Wednesday, October 31, 2007

Locked Cells

According to Mike Elgan at Computerworld, one of the benefits of the iPhone might be that it will make US consumers aware that their cell phones in fact ARE locked.

Locked cell phones, and phones that are otherwise crippled, is something that folks from outside of the US would never put up with. We were living in Milan last Spring, and we needed to live in Valencia for 6 weeks. I just took the Telecom Italia SIM card out of my Nokia GSM phone, and put in a different one from a Spanish cell phone company. It took me all of 4 minutes and cost me all of 5 Euro, and the new SIM card came with 10 Euro worth of minutes anyway.

In the US, your cell phone and your cell phone service come strictly bundled. This raises switching costs which therefore keeps prices high for service.
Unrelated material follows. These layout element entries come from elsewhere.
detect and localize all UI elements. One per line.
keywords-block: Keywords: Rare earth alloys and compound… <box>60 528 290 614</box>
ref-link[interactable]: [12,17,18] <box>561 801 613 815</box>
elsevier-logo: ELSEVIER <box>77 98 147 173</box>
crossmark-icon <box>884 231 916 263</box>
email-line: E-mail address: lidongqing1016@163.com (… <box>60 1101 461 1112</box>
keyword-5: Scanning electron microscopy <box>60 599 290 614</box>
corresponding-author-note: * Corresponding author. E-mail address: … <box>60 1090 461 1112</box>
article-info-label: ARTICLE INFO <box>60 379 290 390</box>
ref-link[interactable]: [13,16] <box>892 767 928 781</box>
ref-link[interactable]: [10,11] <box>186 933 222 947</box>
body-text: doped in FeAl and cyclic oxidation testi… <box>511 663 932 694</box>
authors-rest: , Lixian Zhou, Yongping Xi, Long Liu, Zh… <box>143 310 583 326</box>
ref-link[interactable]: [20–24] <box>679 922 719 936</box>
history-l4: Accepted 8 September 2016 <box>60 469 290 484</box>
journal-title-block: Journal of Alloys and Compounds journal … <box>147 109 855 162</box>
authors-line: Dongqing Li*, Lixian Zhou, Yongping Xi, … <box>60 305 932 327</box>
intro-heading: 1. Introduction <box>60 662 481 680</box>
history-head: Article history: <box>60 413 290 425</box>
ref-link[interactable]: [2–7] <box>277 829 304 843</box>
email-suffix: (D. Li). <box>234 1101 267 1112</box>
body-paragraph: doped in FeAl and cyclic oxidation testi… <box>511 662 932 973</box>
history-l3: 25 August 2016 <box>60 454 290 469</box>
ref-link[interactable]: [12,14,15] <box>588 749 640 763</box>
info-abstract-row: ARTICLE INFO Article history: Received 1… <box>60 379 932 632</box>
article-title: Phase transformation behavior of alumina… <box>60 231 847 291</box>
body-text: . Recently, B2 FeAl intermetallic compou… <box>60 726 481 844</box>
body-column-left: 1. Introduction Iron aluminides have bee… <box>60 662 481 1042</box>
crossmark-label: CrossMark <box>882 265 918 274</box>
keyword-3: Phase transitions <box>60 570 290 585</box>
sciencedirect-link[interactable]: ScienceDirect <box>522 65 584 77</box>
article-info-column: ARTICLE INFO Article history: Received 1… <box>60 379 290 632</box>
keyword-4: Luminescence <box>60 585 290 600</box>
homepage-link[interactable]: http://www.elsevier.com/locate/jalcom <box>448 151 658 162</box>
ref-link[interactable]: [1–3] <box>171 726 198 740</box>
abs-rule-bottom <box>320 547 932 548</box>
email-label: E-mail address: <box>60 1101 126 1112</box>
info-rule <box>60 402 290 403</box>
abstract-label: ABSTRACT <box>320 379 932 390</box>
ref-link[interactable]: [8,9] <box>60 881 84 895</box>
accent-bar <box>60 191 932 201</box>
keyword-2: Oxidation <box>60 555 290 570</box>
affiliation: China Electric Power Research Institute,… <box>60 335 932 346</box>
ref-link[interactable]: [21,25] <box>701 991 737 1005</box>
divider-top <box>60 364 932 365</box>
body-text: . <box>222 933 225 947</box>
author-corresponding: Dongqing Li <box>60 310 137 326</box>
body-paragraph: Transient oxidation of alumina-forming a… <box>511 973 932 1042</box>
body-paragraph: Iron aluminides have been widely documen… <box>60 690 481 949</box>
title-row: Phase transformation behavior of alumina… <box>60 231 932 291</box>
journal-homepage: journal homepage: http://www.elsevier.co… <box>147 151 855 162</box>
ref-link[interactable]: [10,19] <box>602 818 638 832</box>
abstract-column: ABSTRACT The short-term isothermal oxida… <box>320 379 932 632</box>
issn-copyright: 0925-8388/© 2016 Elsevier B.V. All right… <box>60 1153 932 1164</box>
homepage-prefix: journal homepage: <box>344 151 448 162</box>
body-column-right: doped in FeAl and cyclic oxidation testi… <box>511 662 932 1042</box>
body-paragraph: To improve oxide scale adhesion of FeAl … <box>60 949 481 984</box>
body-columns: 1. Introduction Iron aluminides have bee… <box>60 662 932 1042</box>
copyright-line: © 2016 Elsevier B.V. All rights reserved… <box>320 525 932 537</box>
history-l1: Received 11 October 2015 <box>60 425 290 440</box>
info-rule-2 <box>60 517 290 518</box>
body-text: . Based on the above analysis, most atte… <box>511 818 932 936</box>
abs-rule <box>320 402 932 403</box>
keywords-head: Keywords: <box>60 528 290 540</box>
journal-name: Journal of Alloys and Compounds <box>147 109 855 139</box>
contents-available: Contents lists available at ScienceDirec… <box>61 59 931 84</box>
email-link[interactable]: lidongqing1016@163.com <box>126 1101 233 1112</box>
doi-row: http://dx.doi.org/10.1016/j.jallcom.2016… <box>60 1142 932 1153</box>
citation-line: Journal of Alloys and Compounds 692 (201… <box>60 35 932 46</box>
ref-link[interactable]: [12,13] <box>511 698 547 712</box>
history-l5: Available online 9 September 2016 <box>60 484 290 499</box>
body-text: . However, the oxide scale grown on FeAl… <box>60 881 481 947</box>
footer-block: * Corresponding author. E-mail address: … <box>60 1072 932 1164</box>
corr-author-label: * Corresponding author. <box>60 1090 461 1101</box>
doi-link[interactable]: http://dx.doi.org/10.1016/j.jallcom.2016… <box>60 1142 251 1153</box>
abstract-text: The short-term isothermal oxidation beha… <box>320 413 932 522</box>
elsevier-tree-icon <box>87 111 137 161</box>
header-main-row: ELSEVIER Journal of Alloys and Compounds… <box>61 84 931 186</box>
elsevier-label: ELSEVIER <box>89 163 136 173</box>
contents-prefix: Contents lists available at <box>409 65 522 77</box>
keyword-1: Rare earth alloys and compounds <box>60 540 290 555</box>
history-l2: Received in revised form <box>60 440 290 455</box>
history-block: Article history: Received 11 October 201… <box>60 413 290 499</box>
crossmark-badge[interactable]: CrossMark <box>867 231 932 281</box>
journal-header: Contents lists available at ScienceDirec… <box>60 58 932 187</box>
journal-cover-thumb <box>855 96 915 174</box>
The FCC is running an auction in late January 2008 for the spectrum vacated by TV channels 52-69, known as the 700 MHz spectrum. As part of the conversion to digital TV, by law this spectrum reverts to the FCC on 17 Feb 2009. The FCC is proposing that part of this spectrum be reserved for an open network, i. e. Internet-like, where any device or hardware can use it. So how did Verizon react to this exciting news? They sued the FCC (They have since decided to drop the suit).

It will be interesting to see whether the 700 MHz auction will enable someone (Google?) to free US mobile users from their locked cells. In the meantime, E' meglio essere in Italia (It's better to be in Italy).